Bir kez daha vurguluyoruz ki, toprağımızı, suyumuzu zehirleyenleri, onlara göz yumanları unutmayacağız. Üretici köylü olarak takipçisi olacağız.

Burada madene izin verenlerle ürünümüzün değerinde satabilmemizi engelleyenlerin aynı olduğunu biliyoruz. Ürünümüze, emeğimize sahip çıkarken tarım alanlarımızın, ormanlarımızın yok edilmesine, suyumuzun zehirlenmesine karşı mücadelemizi sürdüreceğiz” dedi.

“Birlikte başaracağız”

Sağra birlikte ve dayanışma içinde olanların kazanabileceğini belirterek, “Her türlü olumsuzluğun aşılmasının yolunun birlikte olmaktan, örgütlenmekten ve mücadele etmekten geçtiğini biliyoruz. Tüm dernek, sendika, oda ve partilerle birlikte bu konuda başarı sağlayacağımıza inanıyoruz.

Birlikteliğimizi, dayanışmamızı maden sahasına gelerek haykırmak istedik. Bu işletmelere izin verilmesinde kamu yararı yok; halkın çıkarı yok. Emperyalist işgal var, işgale karşı direnmek haktır. Toprağımıza, suyumuza, havamıza, ormanımıza, deremize sahip çıkmak görevimiz. Yeniden haykırıyoruz ki, birlikte kazanacağız” dedi

“Birlik olursak kazanırız”

Ordu Çevre Derneği Yönetim Kurulu Üyesi, Ekoloji Birliği Eş Sözcüsü Coşkun Özbucak da, “Burada toprağını, suyunu, ürününü korumak isteyenlerin birlikteliği sürüyor. Türkiye’nin her karış toprağı aynı tehdit ve saldırı altında. Tarım arazileri, dereler, ormanlar yok ediliyor. Maden ve enerji politikaları kamu ve ülke yararı gözetilerek yapılmıyor. Ormanlar, dereler, tarım arazileri emperyalist tekeller tarafından yağmalanıyor. En yakınımızdakileri örnek vermek yetiyor. Çarşamba Ovası tehdit altında, Bulancak’ta, Sivas’ta, Gümüşhane’de, Erzincan’da, Artvin’de siyanürle altın ayrıştırma işletmeleri çoğalıyor. Onlar kazanacak diye bizler zehirleniyoruz, göç edilmekle karşı karşıya kalacağız. Bu durumu kabul edemeyiz. Tek vücut olacağız ve kazanacağız. Hem hukuksal hem de fiili mücadeleyi sürdüreceğiz, başka çare yok. Ordu Çevre Derneği olarak şirketin çalışma süresinin dolup dolmadığıyla ilgili Çevre ve Şehircilik İl Müdürlüğüne verdiğimiz yazı Bakanlığa havale edildi. Oradan gelen yanıta göre hukuksal ve fiili mücadelemiz biçimlenecek” dedi.
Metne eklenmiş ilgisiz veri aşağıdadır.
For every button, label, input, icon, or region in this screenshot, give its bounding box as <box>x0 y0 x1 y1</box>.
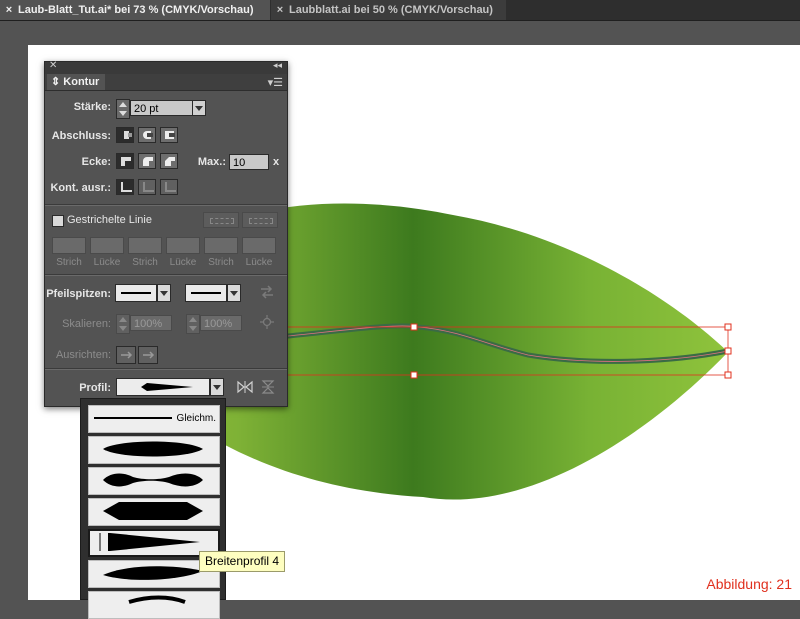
link-scale-icon[interactable] <box>259 314 275 330</box>
gap-label: Lücke <box>169 257 197 268</box>
miter-limit-unit: x <box>273 156 280 168</box>
cap-label: Abschluss: <box>51 130 111 142</box>
panel-titlebar[interactable]: ✕ ◂◂ <box>45 60 287 74</box>
align-center-icon[interactable] <box>116 179 134 195</box>
profile-item-width-1[interactable] <box>88 436 220 464</box>
selection-handle[interactable] <box>410 371 418 379</box>
selection-handle[interactable] <box>410 323 418 331</box>
updown-icon: ⇕ <box>51 76 61 88</box>
figure-label: Abbildung: 21 <box>706 576 792 592</box>
end-arrowhead-dropdown[interactable] <box>227 284 241 302</box>
align-stroke-label: Kont. ausr.: <box>50 182 111 194</box>
butt-cap-icon[interactable] <box>116 127 134 143</box>
gap-field-3[interactable] <box>242 237 276 254</box>
arrow-tip-end-icon[interactable] <box>138 346 158 364</box>
dash-field-1[interactable] <box>52 237 86 254</box>
tab-label: Laub-Blatt_Tut.ai* bei 73 % (CMYK/Vorsch… <box>18 4 254 16</box>
miter-limit-field[interactable]: 10 <box>229 154 269 170</box>
scale-label: Skalieren: <box>62 318 111 330</box>
scale-end-field[interactable]: 100% <box>200 315 242 331</box>
align-outside-icon[interactable] <box>160 179 178 195</box>
arrowheads-label: Pfeilspitzen: <box>46 288 111 300</box>
align-arrows-label: Ausrichten: <box>55 349 111 361</box>
selection-handle[interactable] <box>724 347 732 355</box>
projecting-cap-icon[interactable] <box>160 127 178 143</box>
gap-field-1[interactable] <box>90 237 124 254</box>
dashed-line-checkbox[interactable] <box>52 215 64 227</box>
profile-item-width-2[interactable] <box>88 467 220 495</box>
corner-label: Ecke: <box>81 156 111 168</box>
miter-join-icon[interactable] <box>116 153 134 169</box>
dash-label: Strich <box>56 257 82 268</box>
profile-item-width-3[interactable] <box>88 498 220 526</box>
swap-arrowheads-icon[interactable] <box>259 284 275 300</box>
dash-field-3[interactable] <box>204 237 238 254</box>
weight-dropdown[interactable] <box>192 100 206 116</box>
start-arrowhead-select[interactable] <box>115 284 157 302</box>
weight-label: Stärke: <box>73 101 111 113</box>
divider <box>45 368 287 370</box>
document-tab-inactive[interactable]: × Laubblatt.ai bei 50 % (CMYK/Vorschau) <box>271 0 506 20</box>
stroke-panel: ✕ ◂◂ ⇕ Kontur ▾☰ Stärke: 20 pt Abschluss… <box>44 60 288 407</box>
profile-item-width-6[interactable] <box>88 591 220 619</box>
end-arrowhead-select[interactable] <box>185 284 227 302</box>
panel-tab-row: ⇕ Kontur ▾☰ <box>45 74 287 91</box>
dash-align-icon[interactable] <box>242 212 278 228</box>
profile-item-label: Gleichm. <box>176 413 216 424</box>
gap-label: Lücke <box>245 257 273 268</box>
close-icon[interactable]: ✕ <box>49 60 57 71</box>
document-tab-active[interactable]: × Laub-Blatt_Tut.ai* bei 73 % (CMYK/Vorsc… <box>0 0 270 20</box>
panel-title: Kontur <box>63 76 100 88</box>
profile-label: Profil: <box>79 382 111 394</box>
dash-label: Strich <box>132 257 158 268</box>
panel-menu-icon[interactable]: ▾☰ <box>268 76 283 89</box>
tab-kontur[interactable]: ⇕ Kontur <box>47 74 106 90</box>
scale-start-field[interactable]: 100% <box>130 315 172 331</box>
tooltip: Breitenprofil 4 <box>199 551 286 572</box>
tab-close-icon[interactable]: × <box>271 0 289 20</box>
selection-handle[interactable] <box>724 371 732 379</box>
document-tab-bar: × Laub-Blatt_Tut.ai* bei 73 % (CMYK/Vorsc… <box>0 0 800 21</box>
round-join-icon[interactable] <box>138 153 156 169</box>
collapse-icon[interactable]: ◂◂ <box>273 60 282 71</box>
profile-dropdown[interactable] <box>210 378 224 396</box>
scale-start-stepper[interactable] <box>116 314 130 334</box>
gap-label: Lücke <box>93 257 121 268</box>
start-arrowhead-dropdown[interactable] <box>157 284 171 302</box>
dashed-line-label: Gestrichelte Linie <box>67 214 152 226</box>
bevel-join-icon[interactable] <box>160 153 178 169</box>
scale-end-stepper[interactable] <box>186 314 200 334</box>
tab-close-icon[interactable]: × <box>0 0 18 20</box>
flip-across-icon[interactable] <box>261 380 275 394</box>
arrow-tip-beyond-icon[interactable] <box>116 346 136 364</box>
gap-field-2[interactable] <box>166 237 200 254</box>
weight-field[interactable]: 20 pt <box>130 100 195 116</box>
tab-label: Laubblatt.ai bei 50 % (CMYK/Vorschau) <box>289 4 493 16</box>
align-inside-icon[interactable] <box>138 179 156 195</box>
divider <box>45 274 287 276</box>
dash-field-2[interactable] <box>128 237 162 254</box>
dash-label: Strich <box>208 257 234 268</box>
dash-preserve-icon[interactable] <box>203 212 239 228</box>
round-cap-icon[interactable] <box>138 127 156 143</box>
selection-handle[interactable] <box>724 323 732 331</box>
profile-item-uniform[interactable]: Gleichm. <box>88 405 220 433</box>
weight-stepper[interactable] <box>116 99 130 119</box>
flip-along-icon[interactable] <box>237 380 253 394</box>
profile-select[interactable] <box>116 378 210 396</box>
divider <box>45 204 287 206</box>
miter-limit-label: Max.: <box>197 156 226 168</box>
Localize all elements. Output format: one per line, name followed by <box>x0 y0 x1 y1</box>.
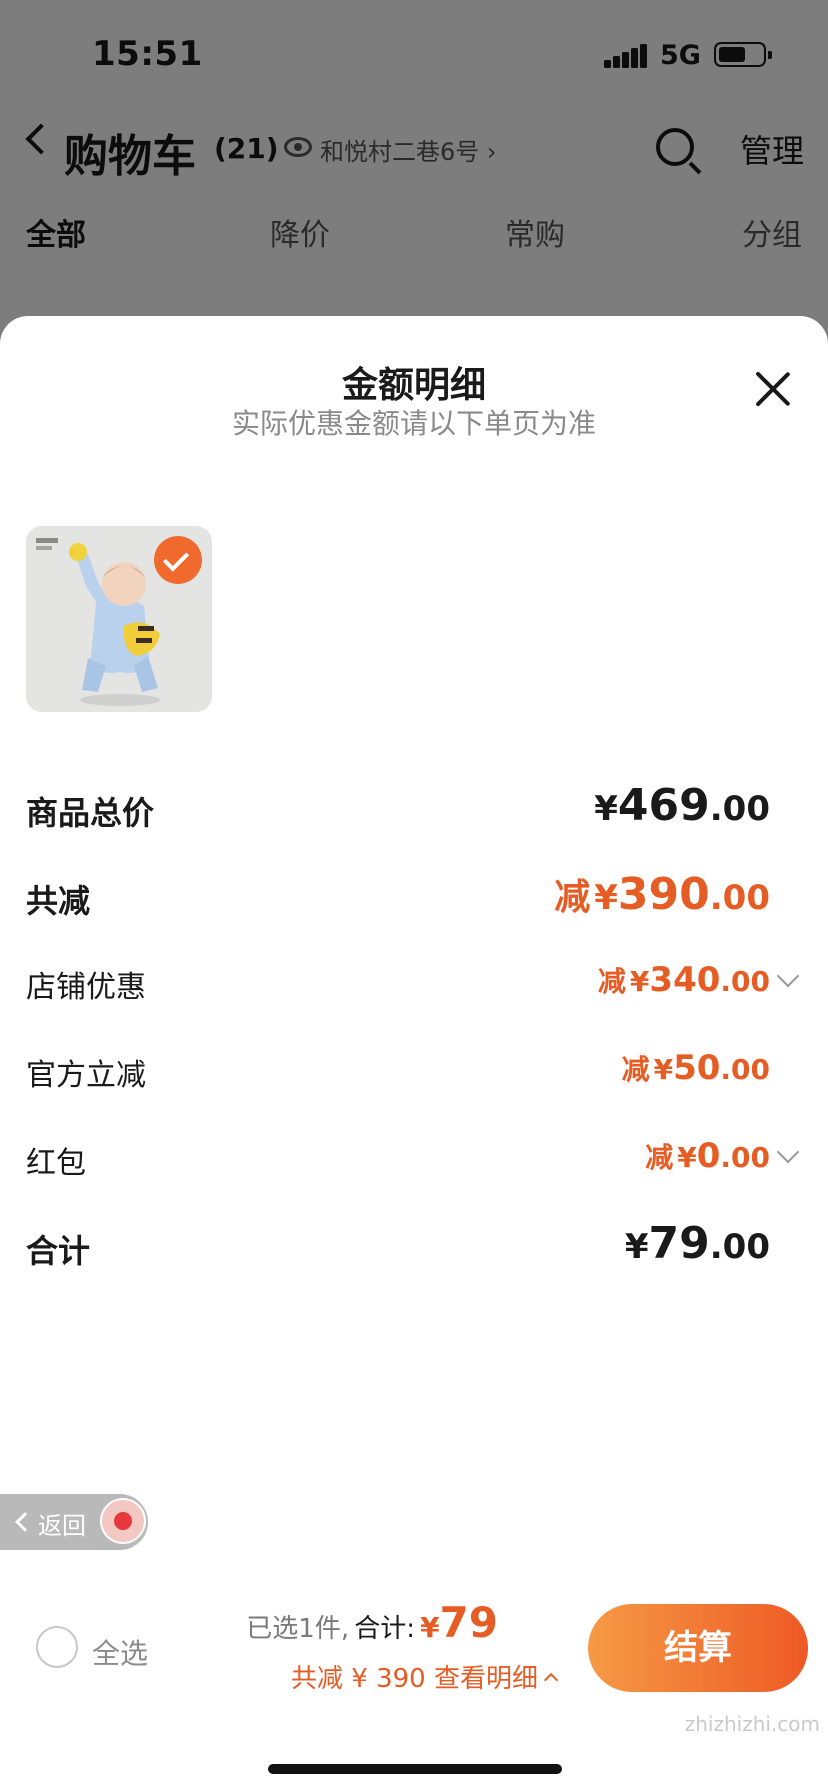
select-all-radio[interactable] <box>36 1626 78 1668</box>
subtotal-amount: ¥469.00 <box>594 780 770 831</box>
red-packet-amount: 减 ¥0.00 <box>645 1136 770 1176</box>
red-packet-row[interactable]: 红包 减 ¥0.00 <box>0 1128 828 1188</box>
selected-check-icon[interactable] <box>154 536 202 584</box>
cart-page-background: 15:51 5G 购物车 (21) 和悦村二巷6号 › 管理 全部 降价 常购 … <box>0 0 828 340</box>
watermark: zhizhizhi.com <box>684 1712 820 1736</box>
selected-count: 已选1件, <box>246 1614 350 1644</box>
address-selector[interactable]: 和悦村二巷6号 › <box>320 132 497 167</box>
tab-price-drop[interactable]: 降价 <box>270 210 330 254</box>
currency-symbol: ¥ <box>420 1611 440 1644</box>
store-discount-amount: 减 ¥340.00 <box>597 960 770 1000</box>
page-title: 购物车 <box>64 131 196 182</box>
eye-icon <box>284 137 312 157</box>
cart-count: (21) <box>214 132 279 165</box>
red-packet-label: 红包 <box>26 1146 86 1181</box>
total-amount: ¥79.00 <box>624 1218 770 1269</box>
status-time: 15:51 <box>92 34 203 74</box>
tab-all[interactable]: 全部 <box>26 210 86 254</box>
home-indicator[interactable] <box>268 1764 562 1774</box>
total-discount-label: 共减 <box>26 882 91 920</box>
app-avatar-icon <box>100 1498 146 1544</box>
sheet-title: 金额明细 <box>341 365 486 406</box>
checkout-button[interactable]: 结算 <box>588 1604 808 1692</box>
close-icon[interactable] <box>752 368 794 410</box>
store-discount-label: 店铺优惠 <box>26 970 146 1005</box>
total-discount-row: 共减 减 ¥390.00 <box>0 866 828 926</box>
checkout-bar: 全选 已选1件, 合计: ¥79 共减 ¥ 390 查看明细 结算 zhizhi… <box>0 1576 828 1792</box>
chevron-down-icon[interactable] <box>776 964 800 988</box>
official-discount-label: 官方立减 <box>26 1058 146 1093</box>
subtotal-row: 商品总价 ¥469.00 <box>0 778 828 838</box>
battery-icon <box>714 42 772 67</box>
official-discount-row: 官方立减 减 ¥50.00 <box>0 1040 828 1100</box>
store-discount-row[interactable]: 店铺优惠 减 ¥340.00 <box>0 952 828 1012</box>
chevron-left-icon[interactable] <box>25 123 57 155</box>
tab-groups[interactable]: 分组 <box>742 210 802 254</box>
amount-detail-sheet: 金额明细 实际优惠金额请以下单页为准 商品总价 ¥469.00 共减 减 ¥390… <box>0 316 828 1792</box>
chevron-left-icon <box>15 1512 35 1532</box>
chevron-up-icon <box>543 1672 559 1688</box>
checkout-summary: 已选1件, 合计: ¥79 <box>246 1598 498 1647</box>
subtotal-label: 商品总价 <box>26 794 155 832</box>
view-details-link[interactable]: 共减 ¥ 390 查看明细 <box>291 1658 559 1695</box>
total-discount-amount: 减 ¥390.00 <box>554 869 770 920</box>
signal-icon <box>604 44 648 68</box>
tab-frequent[interactable]: 常购 <box>505 210 565 254</box>
select-all-label[interactable]: 全选 <box>92 1632 148 1672</box>
total-label: 合计 <box>26 1232 91 1270</box>
manage-button[interactable]: 管理 <box>740 126 804 172</box>
official-discount-amount: 减 ¥50.00 <box>621 1048 770 1088</box>
total-label: 合计: <box>354 1614 415 1644</box>
back-pill-button[interactable]: 返回 <box>0 1494 148 1550</box>
total-row: 合计 ¥79.00 <box>0 1216 828 1276</box>
network-label: 5G <box>660 40 701 71</box>
total-value: 79 <box>439 1598 498 1647</box>
search-icon[interactable] <box>656 128 694 166</box>
chevron-down-icon[interactable] <box>776 1140 800 1164</box>
sheet-subtitle: 实际优惠金额请以下单页为准 <box>231 407 596 440</box>
back-pill-label: 返回 <box>38 1512 86 1540</box>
Maden işletmesine arazisini vermeyen ve ilk günden direnen Cevat Atar ise tepkisini dile getirdi.

Maden sahası bölgesinden olan Cevat Atar ise kendi yaptığı yolun Ordu Büyükşehir Belediyesi tarafından kamulaştırılacak şirketin kullanımına açtı diyerek tepki gösterdi.

Fatsa Doğa ve Çevre Derneği Başkanı Zeki Odabaş da "sebzelerimiz, meyvelerimiz zehirlendi. Pazarda bu yörenin ürünlerini almıyorlar. Yarın fındığımızı da ihraç edemeyeceğiz. Siyanürle zehirleniyoruz. Birlikte olmalıyız" dedi.